I read a short story about a guy with anterograde amnesia (i.e. being unable to form new memories, as in the film "Memento" or a case described in one of the chapters in the 1985 book The Man Who Mistook His Wife for a Hat by Dr. Oliver Sacks). I don't recall how he got the condition, but I think, in contrast to real-life anterograde amnesia, the guy in this story experienced each day from beginning to end. I think there was a neuroscience researcher, I believe female, who devotes herself to working on a cure for it. At the end, some cure procedure is attempted, but it doesn't work right -- it feels like a thousands of himself (one from each day) are being shoved together. There's some mention by the researcher, toward the end, of how studying him has given science revolutionary insight into the human brain.

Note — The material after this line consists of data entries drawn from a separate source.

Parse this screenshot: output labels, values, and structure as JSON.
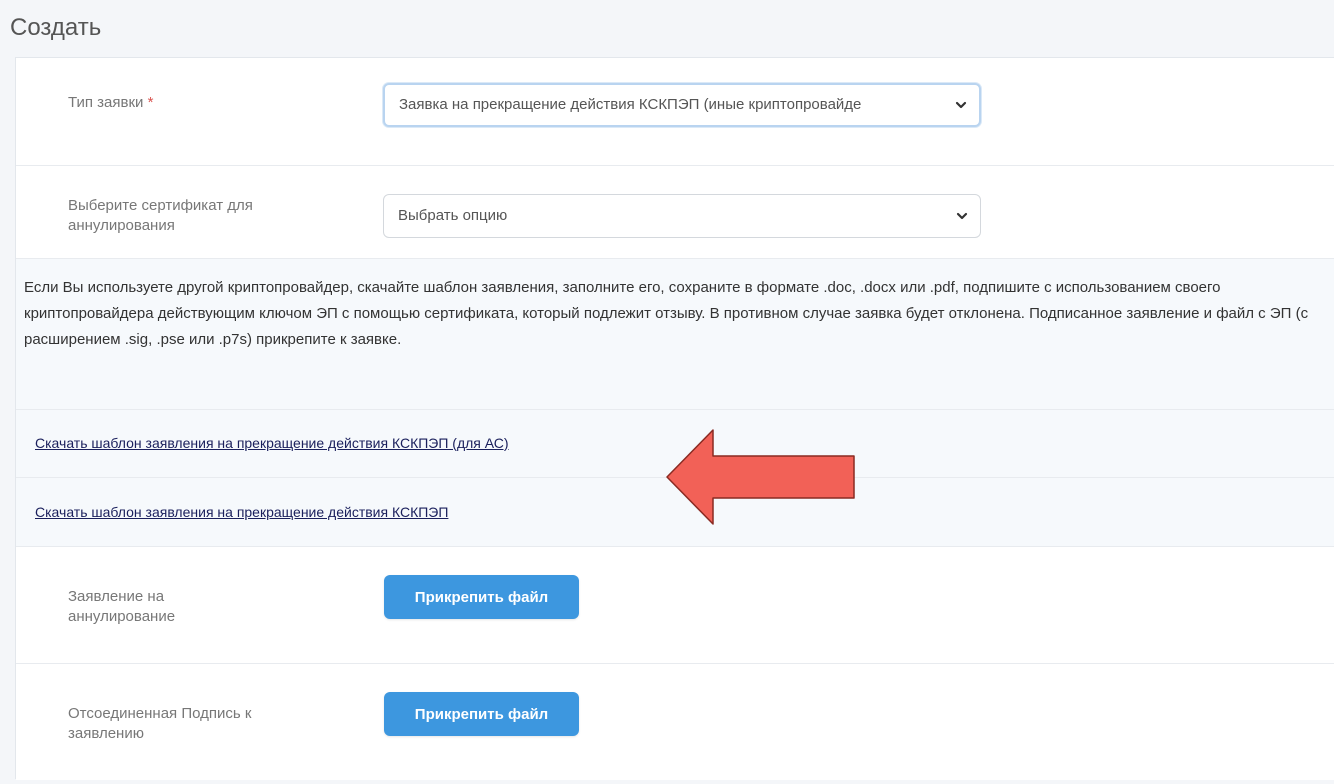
{
  "page": {
    "title": "Создать"
  },
  "form": {
    "request_type": {
      "label": "Тип заявки",
      "required_mark": "*",
      "value": "Заявка на прекращение действия КСКПЭП (иные криптопровайде"
    },
    "certificate": {
      "label": "Выберите сертификат для аннулирования",
      "value": "Выбрать опцию"
    },
    "info_text": "Если Вы используете другой криптопровайдер, скачайте шаблон заявления, заполните его, сохраните в формате .doc, .docx или .pdf, подпишите с использованием своего криптопровайдера действующим ключом ЭП с помощью сертификата, который подлежит отзыву. В противном случае заявка будет отклонена. Подписанное заявление и файл с ЭП (с расширением .sig, .pse или .p7s) прикрепите к заявке.",
    "link_template_as": "Скачать шаблон заявления на прекращение действия КСКПЭП (для АС)",
    "link_template": "Скачать шаблон заявления на прекращение действия КСКПЭП",
    "statement": {
      "label": "Заявление на аннулирование",
      "button": "Прикрепить файл"
    },
    "signature": {
      "label": "Отсоединенная Подпись к заявлению",
      "button": "Прикрепить файл"
    }
  },
  "annotation": {
    "arrow_color": "#f26157",
    "arrow_stroke": "#8a2a22",
    "icon": "left-arrow-icon"
  },
  "colors": {
    "button_bg": "#3d97df",
    "link": "#1a1f5c",
    "required": "#d9534f"
  }
}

This would have been published before "Memento" (2000). Possibly decades before.

I was reminded of this story by a story ID that was resolved as being "Invariant" (1944) by John R. Pierce, but it isn't that one.

  • What about this story makes it scifi or fantasy, rather than just clinical research?
    – JohnP
    Feb 20, 2018 at 15:16
  • 2
    Sounds like science-fiction to me, providing revolutionary insight into the brain? Although I'm not sure how we necessarily classify this sort of thing.
    – Edlothiad
    Feb 20, 2018 at 15:56
  • @Edlothiad - Not sure if that qualifies, but I'm not sure how groundbreaking medical research would be classified. If the OP could clarify how the cure is attempted, that might help.
    – JohnP
    Feb 20, 2018 at 18:10
  • @JohnP, under the presumption that it’s fictitious science, it sounds like hard-sci-fi to me
    – Edlothiad
    Feb 20, 2018 at 18:49
  • @Edlothiad - That is a good point. I retracted my close vote.